We've said time and time again that it would make no difference whatsoever to ReadItDaddy if we didn't receive the majority of the books we review directly from publishers or PRs who want us to cover their items. We would definitely still do it anyway, we'd check them out from the library or (oh my goodness) BUY them and review them. To hammer this point home a little harder, I can guarantee you that we (like the majority of book bloggers) buy an awful lot of books.

We love books, and there's no way even the most influential book blogger can get sent absolutely everything they want to read (or read with their child) gratis, for free, for nought.

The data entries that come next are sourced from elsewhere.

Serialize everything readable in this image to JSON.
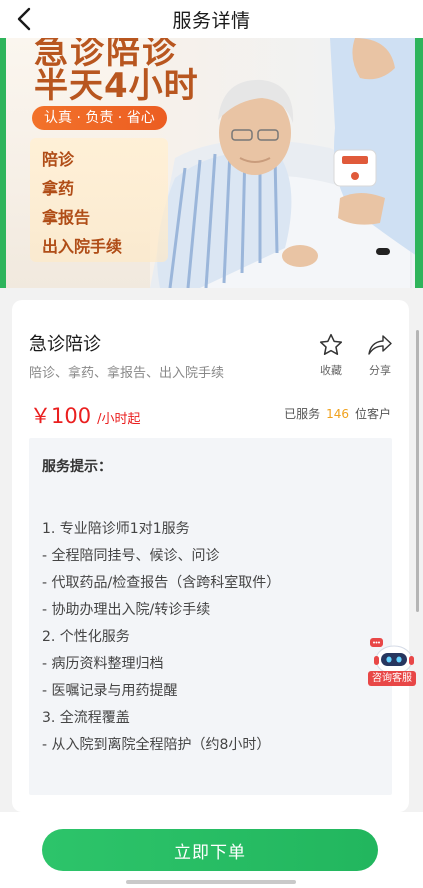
{
  "nav": {
    "title": "服务详情"
  },
  "banner": {
    "headline_top": "急诊陪诊",
    "headline_main": "半天4小时",
    "pill": "认真 · 负责 · 省心",
    "features": [
      "陪诊",
      "拿药",
      "拿报告",
      "出入院手续"
    ],
    "colors": {
      "headline": "#b8561f",
      "pill": "#ef6525",
      "edge": "#2eb45b"
    }
  },
  "service": {
    "name": "急诊陪诊",
    "subtitle": "陪诊、拿药、拿报告、出入院手续",
    "favorite_label": "收藏",
    "share_label": "分享",
    "price_amount": "￥100",
    "price_unit": "/小时起",
    "served_prefix": "已服务",
    "served_count": "146",
    "served_suffix": "位客户"
  },
  "tips": {
    "title": "服务提示：",
    "lines": [
      "1. 专业陪诊师1对1服务",
      "- 全程陪同挂号、候诊、问诊",
      "- 代取药品/检查报告（含跨科室取件）",
      "- 协助办理出入院/转诊手续",
      "2. 个性化服务",
      "- 病历资料整理归档",
      "- 医嘱记录与用药提醒",
      "3. 全流程覆盖",
      "- 从入院到离院全程陪护（约8小时）"
    ]
  },
  "chat": {
    "label": "咨询客服"
  },
  "bottom": {
    "order_label": "立即下单"
  },
  "icons": [
    "back-arrow-icon",
    "star-icon",
    "share-arrow-icon",
    "robot-icon"
  ],
  "colors": {
    "accent_green": "#22b65e",
    "price_red": "#ea1f1f",
    "count_orange": "#f0a21e"
  }
}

As for reviewing any old crap just because we've been contacted by a gushing PR who wants a decent list of influencers to work with - we don't do that either, in fact we're probably frustratingly choosy to work with.

I do admittedly find it amusing that there are blogs out there who'll happily stick up a glowing review of some junk-filled juice box or school lunch snack because they've been sent a boxload. Again though this calls into question the whole ethical side of parent blogging and if there is a debate to be had at all, it should definitely start with the motivations for sending stuff like that out in the first place. One tweeter quite rightly pointed out that book bloggers can be systematically taken advantage of by some publishers, who know they're going to get product coverage for a relatively small fee compared to what it would cost to pay for an ad.

The original Tweeter's insinuations that parents who photograph their children and share pictures of them on their blogs "deserve all they get" (including being sued by their little darlings later on in life) makes a sweeping generalisation that parents are really that detached from protecting their kids that vapid consumerism is a far preferable alternative to protecting them from the pond scum who do fetch up online looking for ways to antagonise or abuse innocent folk. I sometimes question my own naivety in sharing my daughter's name with the folk who come here to read about books, but when I started out, the whole "Her Opinion / My Opinion" thing was (and still is) the crux of what made this blog worth the effort. There is of course the fact that I'm hugely proud of Charlotte and her love of books - and her opinions on those books too. We still couldn't keep on doing this if it wasn't for her loving being the biggest part of what drives the blog on.

Of course, over-sharing can be pretty grim and sometimes you do have to wonder what goes on in people's heads on some social media channels where they really do take their child's entire life and stick it up there for all to see. The recent lawsuit has, if nothing else, highlighted that children's future net presence can be adversely affected when that child grows up, and the ever-present power of search engines and social connectivity on the internet means that at some point or another, some twerp is going to dig up their baby photos for a giggle, or some school bully will find that old stuff and make their life a misery with it for a hoot.

I secretly always hope that one day Charlotte will look back on this blog, and it will bring back happy memories of the times we've shared together reading books, thinking about what we like and don't like about them and then writing it up - and I'm pretty sure that most other book bloggers would like to feel the same.

This continued insulting insinuation that we're all ligging sh*tbags just in it for the freebies has got to stop though, and if you're an author, illustrator or creative who feels that you're losing out on a book sale because your publisher or PR has sent us your book gratis to review, I'm really sorry you feel that way and if you don't think that what we write is any kind of compensation for the few quid (or probably pence in some cases) you'd have got otherwise, feel free to contact us and let us know and we'll cease covering your work - and politely request that PRs don't send us your books.

Writing about books takes time - and time is the most valuable commodity all parents and book bloggers have, and if a book is seen as 'overpayment' for that time then I really don't think we'll ever see eye to eye.